Una famiglia cinese a casa del “Molleggiato”
Al civico 14 della via resa famosa da Celentano vive una coppia che è proprietaria di un bar in Loreto: la famiglia Wang è sempre al lavoro, anche con impieghi part-time
Milano, 14 giugno 2007 – UN POLVEROSO mangianastri diffonde una canzone della cantante cinese Deng li Jun. I fili della luce oscillano dal soffitto tra fitte ragnatele. Le piastrelle del pavimento sono crepate, quelle della cucina sbocconcellate. E tutt’intorno un profumo dolciastro di mian tiao con hao you, spaghetti cinesi in salsa d’ostriche. A vederlo oggi, questo retrobottega al numero 14 di via Gluck, sommerso da vasetti di radici piccanti in salamoia affastellati su scaffalature traballanti, nessuno scommetterebbe che cinquantacinque anni fa era la casa di Adriano Celentano.
ORA gli inquilini sono il signor Wang Can e la moglie Lin Lin Ling, nome italiano Maria. Originaria di un villaggio – si fa per dire – di 150 mila anime nella provincia del Wenchen, Cina meridionale, è arrivata nove anni fa a Milano, dove contava sull’aiuto di alcuni parenti.
E’ riuscita a racimolare abbastanza soldi da familiari e banche in Cina per comprare un bar in zona Loreto che gestiva con i figli. Adesso se ne occupa il minore, diciannovenne, mentre la figlia di ventitré anni si è sposata l’anno scorso con un ragazzo cinese – tipo serio e gran lavoratore – che vende capi d’abbigliamento nei mercati. Quanto a Maria, dà una mano alla cassa del bar quando serve e fa i mestieri. Senza contare il suo impiego part-time: cucire e impacchettare gonne di seta e camicie di lino, pantaloni di cotone e casacche di viscosa. Nei periodi di forte richiesta anche venti ore al giorno.

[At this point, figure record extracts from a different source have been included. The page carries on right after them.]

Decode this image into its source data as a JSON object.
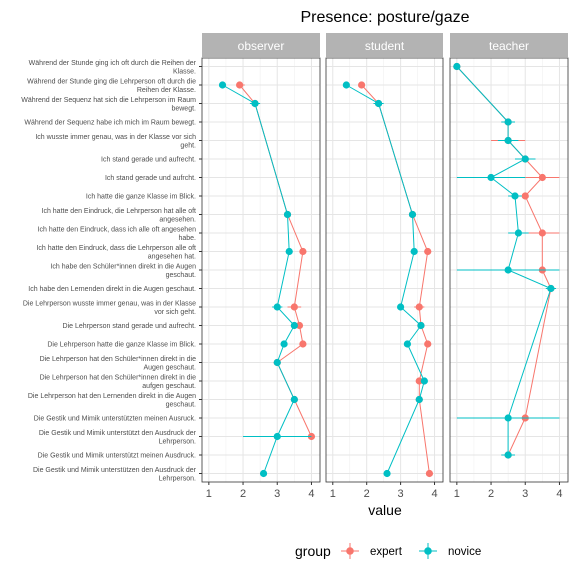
{
  "chart_data": {
    "type": "line",
    "title": "Presence: posture/gaze",
    "xlabel": "value",
    "ylabel": "",
    "xlim": [
      0.8,
      4.25
    ],
    "x_ticks": [
      1,
      2,
      3,
      4
    ],
    "grid": true,
    "legend": {
      "title": "group",
      "placement": "bottom",
      "entries": [
        "expert",
        "novice"
      ]
    },
    "colors": {
      "expert": "#F8766D",
      "novice": "#00BFC4",
      "strip_bg": "#b3b3b3",
      "strip_text": "#ffffff",
      "grid": "#e5e5e5",
      "panel_border": "#333333"
    },
    "facets": [
      "observer",
      "student",
      "teacher"
    ],
    "items": [
      "Während der Stunde ging ich oft durch die Reihen der Klasse.",
      "Während der Stunde ging die Lehrperson oft durch die Reihen der Klasse.",
      "Während der Sequenz hat sich die Lehrperson im Raum bewegt.",
      "Während der Sequenz habe ich mich im Raum bewegt.",
      "Ich wusste immer genau, was in der Klasse vor sich geht.",
      "Ich stand gerade und aufrecht.",
      "Ich stand gerade und aufrcht.",
      "Ich hatte die ganze Klasse im Blick.",
      "Ich hatte den Eindruck, die Lehrperson hat alle oft angesehen.",
      "Ich hatte den Eindruck, dass ich alle oft angesehen habe.",
      "Ich hatte den Eindruck, dass die Lehrperson alle oft angesehen hat.",
      "Ich habe den Schüler*innen direkt in die Augen geschaut.",
      "Ich habe den Lernenden direkt in die Augen geschaut.",
      "Die Lehrperson wusste immer genau, was in der Klasse vor sich geht.",
      "Die Lehrperson stand gerade und aufrecht.",
      "Die Lehrperson hatte die ganze Klasse im Blick.",
      "Die Lehrperson hat den Schüler*innen direkt in die Augen geschaut.",
      "Die Lehrperson hat den Schüler*innen direkt in die aufgen geschaut.",
      "Die Lehrperson hat den Lernenden direkt in die Augen geschaut.",
      "Die Gestik und Mimik unterstützten meinen Ausruck.",
      "Die Gestik und Mimik unterstützt den Ausdruck der Lehrperson.",
      "Die Gestik und Mimik unterstützt meinen Ausdruck.",
      "Die Gestik und Mimik unterstützen den Ausdruck der Lehrperson."
    ],
    "series": {
      "observer": {
        "expert": [
          {
            "item": 1,
            "x": 1.9,
            "lo": 1.8,
            "hi": 2.05
          },
          {
            "item": 2,
            "x": 2.35,
            "lo": 2.25,
            "hi": 2.45
          },
          {
            "item": 8,
            "x": 3.3,
            "lo": 3.25,
            "hi": 3.35
          },
          {
            "item": 10,
            "x": 3.75,
            "lo": 3.65,
            "hi": 3.85
          },
          {
            "item": 13,
            "x": 3.5,
            "lo": 3.3,
            "hi": 3.7
          },
          {
            "item": 14,
            "x": 3.65,
            "lo": 3.55,
            "hi": 3.75
          },
          {
            "item": 15,
            "x": 3.75,
            "lo": 3.65,
            "hi": 3.85
          },
          {
            "item": 16,
            "x": 3.0,
            "lo": 2.95,
            "hi": 3.05
          },
          {
            "item": 18,
            "x": 3.5,
            "lo": 3.45,
            "hi": 3.55
          },
          {
            "item": 20,
            "x": 4.0,
            "lo": 3.95,
            "hi": 4.05
          }
        ],
        "novice": [
          {
            "item": 1,
            "x": 1.4,
            "lo": 1.3,
            "hi": 1.5
          },
          {
            "item": 2,
            "x": 2.35,
            "lo": 2.2,
            "hi": 2.5
          },
          {
            "item": 8,
            "x": 3.3,
            "lo": 3.2,
            "hi": 3.4
          },
          {
            "item": 10,
            "x": 3.35,
            "lo": 3.25,
            "hi": 3.45
          },
          {
            "item": 13,
            "x": 3.0,
            "lo": 2.85,
            "hi": 3.15
          },
          {
            "item": 14,
            "x": 3.5,
            "lo": 3.4,
            "hi": 3.6
          },
          {
            "item": 15,
            "x": 3.2,
            "lo": 3.1,
            "hi": 3.3
          },
          {
            "item": 16,
            "x": 3.0,
            "lo": 2.9,
            "hi": 3.1
          },
          {
            "item": 18,
            "x": 3.5,
            "lo": 3.45,
            "hi": 3.55
          },
          {
            "item": 20,
            "x": 3.0,
            "lo": 2.0,
            "hi": 4.0
          },
          {
            "item": 22,
            "x": 2.6,
            "lo": 2.5,
            "hi": 2.7
          }
        ]
      },
      "student": {
        "expert": [
          {
            "item": 1,
            "x": 1.85,
            "lo": 1.75,
            "hi": 1.95
          },
          {
            "item": 2,
            "x": 2.35,
            "lo": 2.25,
            "hi": 2.45
          },
          {
            "item": 8,
            "x": 3.35,
            "lo": 3.3,
            "hi": 3.4
          },
          {
            "item": 10,
            "x": 3.8,
            "lo": 3.7,
            "hi": 3.9
          },
          {
            "item": 13,
            "x": 3.55,
            "lo": 3.4,
            "hi": 3.7
          },
          {
            "item": 14,
            "x": 3.6,
            "lo": 3.5,
            "hi": 3.7
          },
          {
            "item": 15,
            "x": 3.8,
            "lo": 3.7,
            "hi": 3.9
          },
          {
            "item": 17,
            "x": 3.55,
            "lo": 3.45,
            "hi": 3.65
          },
          {
            "item": 18,
            "x": 3.55,
            "lo": 3.5,
            "hi": 3.6
          },
          {
            "item": 22,
            "x": 3.85,
            "lo": 3.8,
            "hi": 3.9
          }
        ],
        "novice": [
          {
            "item": 1,
            "x": 1.4,
            "lo": 1.3,
            "hi": 1.5
          },
          {
            "item": 2,
            "x": 2.35,
            "lo": 2.2,
            "hi": 2.5
          },
          {
            "item": 8,
            "x": 3.35,
            "lo": 3.25,
            "hi": 3.45
          },
          {
            "item": 10,
            "x": 3.4,
            "lo": 3.3,
            "hi": 3.5
          },
          {
            "item": 13,
            "x": 3.0,
            "lo": 2.9,
            "hi": 3.1
          },
          {
            "item": 14,
            "x": 3.6,
            "lo": 3.5,
            "hi": 3.7
          },
          {
            "item": 15,
            "x": 3.2,
            "lo": 3.1,
            "hi": 3.3
          },
          {
            "item": 17,
            "x": 3.7,
            "lo": 3.6,
            "hi": 3.8
          },
          {
            "item": 18,
            "x": 3.55,
            "lo": 3.45,
            "hi": 3.65
          },
          {
            "item": 22,
            "x": 2.6,
            "lo": 2.5,
            "hi": 2.7
          }
        ]
      },
      "teacher": {
        "expert": [
          {
            "item": 0,
            "x": 1.0,
            "lo": 1.0,
            "hi": 1.0
          },
          {
            "item": 3,
            "x": 2.5,
            "lo": 2.3,
            "hi": 2.7
          },
          {
            "item": 4,
            "x": 2.5,
            "lo": 2.0,
            "hi": 3.0
          },
          {
            "item": 5,
            "x": 3.0,
            "lo": 2.8,
            "hi": 3.2
          },
          {
            "item": 6,
            "x": 3.5,
            "lo": 3.0,
            "hi": 4.0
          },
          {
            "item": 7,
            "x": 3.0,
            "lo": 2.9,
            "hi": 3.1
          },
          {
            "item": 9,
            "x": 3.5,
            "lo": 3.0,
            "hi": 4.0
          },
          {
            "item": 11,
            "x": 3.5,
            "lo": 3.0,
            "hi": 4.0
          },
          {
            "item": 12,
            "x": 3.75,
            "lo": 3.7,
            "hi": 3.8
          },
          {
            "item": 19,
            "x": 3.0,
            "lo": 2.0,
            "hi": 4.0
          },
          {
            "item": 21,
            "x": 2.5,
            "lo": 2.3,
            "hi": 2.7
          }
        ],
        "novice": [
          {
            "item": 0,
            "x": 1.0,
            "lo": 1.0,
            "hi": 1.0
          },
          {
            "item": 3,
            "x": 2.5,
            "lo": 2.3,
            "hi": 2.7
          },
          {
            "item": 4,
            "x": 2.5,
            "lo": 2.2,
            "hi": 2.8
          },
          {
            "item": 5,
            "x": 3.0,
            "lo": 2.7,
            "hi": 3.3
          },
          {
            "item": 6,
            "x": 2.0,
            "lo": 1.0,
            "hi": 3.0
          },
          {
            "item": 7,
            "x": 2.7,
            "lo": 2.5,
            "hi": 2.9
          },
          {
            "item": 9,
            "x": 2.8,
            "lo": 2.5,
            "hi": 3.1
          },
          {
            "item": 11,
            "x": 2.5,
            "lo": 1.0,
            "hi": 4.0
          },
          {
            "item": 12,
            "x": 3.75,
            "lo": 3.6,
            "hi": 3.9
          },
          {
            "item": 19,
            "x": 2.5,
            "lo": 1.0,
            "hi": 4.0
          },
          {
            "item": 21,
            "x": 2.5,
            "lo": 2.3,
            "hi": 2.7
          }
        ]
      }
    }
  }
}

I componenti della famiglia Wang sono tutti così indaffarati che si vedono di rado. Hanno appena il tempo di riunirsi alle undici di sera davanti a una zuppa di pesce fumante e raccontarsi la giornata. O lamentarsi per quanto sia malridotto lo stabile, con l’intonaco che cade a pezzi, il cortile punteggiato di rifiuti della natura più disparata e il bagno esterno, un tempo l’unico del palazzo, dove si annidano ragni grossi come topi.
SULLA SOGLIA di casa, Lin si ravvia i capelli nerissimi, sfila i guanti da lavoro e il grembiule su cui è ricamato il nome del ristorante italiano in cui sgobba giorno e notte il marito. «Celentano? Il Molleggiato? Rockpolitik?», mormora tra sé cercando di ricordare. Sforzo vano. Pezzi come «Ventiquattromila baci» o «Il ragazzo della via Gluck» per la signora Lin Lin Ling sono come ideogrammi per gli italiani: enigmi. La Maria del Wenchen sospira: «Se questo Clementano che viveva qui è un cantante, non escludo di averlo ascoltato nel nostro bar di via Pecchio, teniamo sempre la radio accesa».